Both product and process patents are governed by Indian patent law. With a product patent, an inventor can control, for example, a medicine. Process patents prevent rivals from producing a comparable medication by following the same methodology. Bharat Biotech stated that it had patented the method of producing a batch of vaccinations using viral strains provided by the ICMR-NIV (National Institute of Virology) in response to questions from media interactions. This lab is skilled at removing viruses from blood samples, defining their traits, and carrying out a range of tests to determine their infectiousness and evaluate them against similar strains.

 

But producing a vaccine on this scale industrially is beyond the capability of a laboratory and needs a different kind of facilities that are only available to well-established vaccine manufacturers. When injected into the body, covaxin, an inactivated form of the coronavirus that causes COVID, stimulates the production of antibodies that may offer protection against serious illness caused by a coronavirus infection. In order to achieve this, a “adjuvant” is added, which boosts the effectiveness of the vaccination. Given the competitive nature of the industry, vaccine manufacturers may have their own methods for combining all of these procedures, and they work to prevent rivals from copying them in an attempt to temporarily monopolise the market and profit.

While businesses are free to apply for a product or process patent in as many nations as they choose, a patent is only awarded when regulatory bodies approve the application or determine that the process is truly unique or original. As far as the public is aware, BBIL has not yet received these patents.

 

BBIL and ICMR: What were their roles?

 

Throughout the whole vaccine development process, BBIL and the ICMR-NIV worked together. An agreement outlining each organization’s responsibilities had been signed by the two. Due to ICMR’s status as a public organisation and the severity of the COVID-19 pandemic, requests for access to this agreement were made under the right to information.
Parts of the deal, however, were not made public in the Rajya Sabha until July 2021.
According to the deal, ICMR would not only transfer the strains and create vaccines, but it would also test them on animals, from rodents to monkeys, and then on humans, to ensure that the shots were effective.

In addition, the ICMR paid ₹35 crore for these clinical trials and incurred expenses in the development of Covaxin. It received five percent of the royalties that BBIL received from the sale of Covaxin in exchange. It was well acknowledged that both the BBIL and the ICMR would contribute to the vaccine and, as declared in Parliament, would consequently enjoy “joint intellectual property rights” following the announcement of their collaboration.
The Hindu was informed by BBIL first that there was a difference between the rights controlling vaccine manufacturing and the rights to the data produced by clinical trials. The ICMR was left out of patent filings because it had not contributed to the vaccine’s actual development. But, BBIL acknowledged its error and promised to make apologies by filing new applications that named ICMR employees as inventors the day after the situation went public. What caused this is unknown.

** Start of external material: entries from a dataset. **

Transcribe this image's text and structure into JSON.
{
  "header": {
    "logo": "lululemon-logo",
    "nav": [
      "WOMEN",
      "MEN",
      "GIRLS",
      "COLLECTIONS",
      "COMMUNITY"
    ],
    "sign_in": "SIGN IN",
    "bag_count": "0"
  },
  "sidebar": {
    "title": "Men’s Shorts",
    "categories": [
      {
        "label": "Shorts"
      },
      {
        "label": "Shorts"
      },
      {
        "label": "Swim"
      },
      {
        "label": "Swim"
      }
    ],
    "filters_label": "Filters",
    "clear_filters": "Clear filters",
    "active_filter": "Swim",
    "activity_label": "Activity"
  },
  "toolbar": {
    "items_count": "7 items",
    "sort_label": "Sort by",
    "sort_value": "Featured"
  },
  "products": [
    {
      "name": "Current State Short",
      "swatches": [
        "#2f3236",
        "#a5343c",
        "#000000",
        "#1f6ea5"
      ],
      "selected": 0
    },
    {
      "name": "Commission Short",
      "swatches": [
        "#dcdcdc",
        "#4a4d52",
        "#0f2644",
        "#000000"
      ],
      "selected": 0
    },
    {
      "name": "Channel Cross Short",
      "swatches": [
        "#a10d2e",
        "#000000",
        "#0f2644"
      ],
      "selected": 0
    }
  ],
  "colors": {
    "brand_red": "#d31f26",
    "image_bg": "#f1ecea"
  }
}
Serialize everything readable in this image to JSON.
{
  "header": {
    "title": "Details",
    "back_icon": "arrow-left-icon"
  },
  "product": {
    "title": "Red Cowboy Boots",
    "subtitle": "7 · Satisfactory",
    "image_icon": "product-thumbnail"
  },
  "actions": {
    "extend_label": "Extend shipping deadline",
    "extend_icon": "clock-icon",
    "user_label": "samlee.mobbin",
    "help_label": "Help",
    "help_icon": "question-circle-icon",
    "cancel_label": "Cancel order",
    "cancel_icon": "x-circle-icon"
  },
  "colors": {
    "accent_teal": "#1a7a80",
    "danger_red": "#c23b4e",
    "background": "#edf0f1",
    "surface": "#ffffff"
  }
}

How come it matters to be acknowledged as an inventor?

 

IPR covers even the smallest details of the process of developing a new product and is a broad, intricate field.
Pharmacies require a wide spectrum of knowledge, thus it is difficult for single firms or institutions to develop everything in-house. firms may enter into multiple licencing arrangements with different firms, similar to the BBIL-ICMR collaboration. For example, BBIL had a technology licencing agreement with Virovax for the adjuvant. Becoming identified as an inventor affects the sharing of intellectual property rights, royalties, and even deciding how a product can be used if a single product so incorporates numerous businesses and partners.

IPR issues are present in every aspect of human endeavour.
In patent filings, failing to include the names of all inventors may potentially result in the rejection of patent applications, particularly in the United States.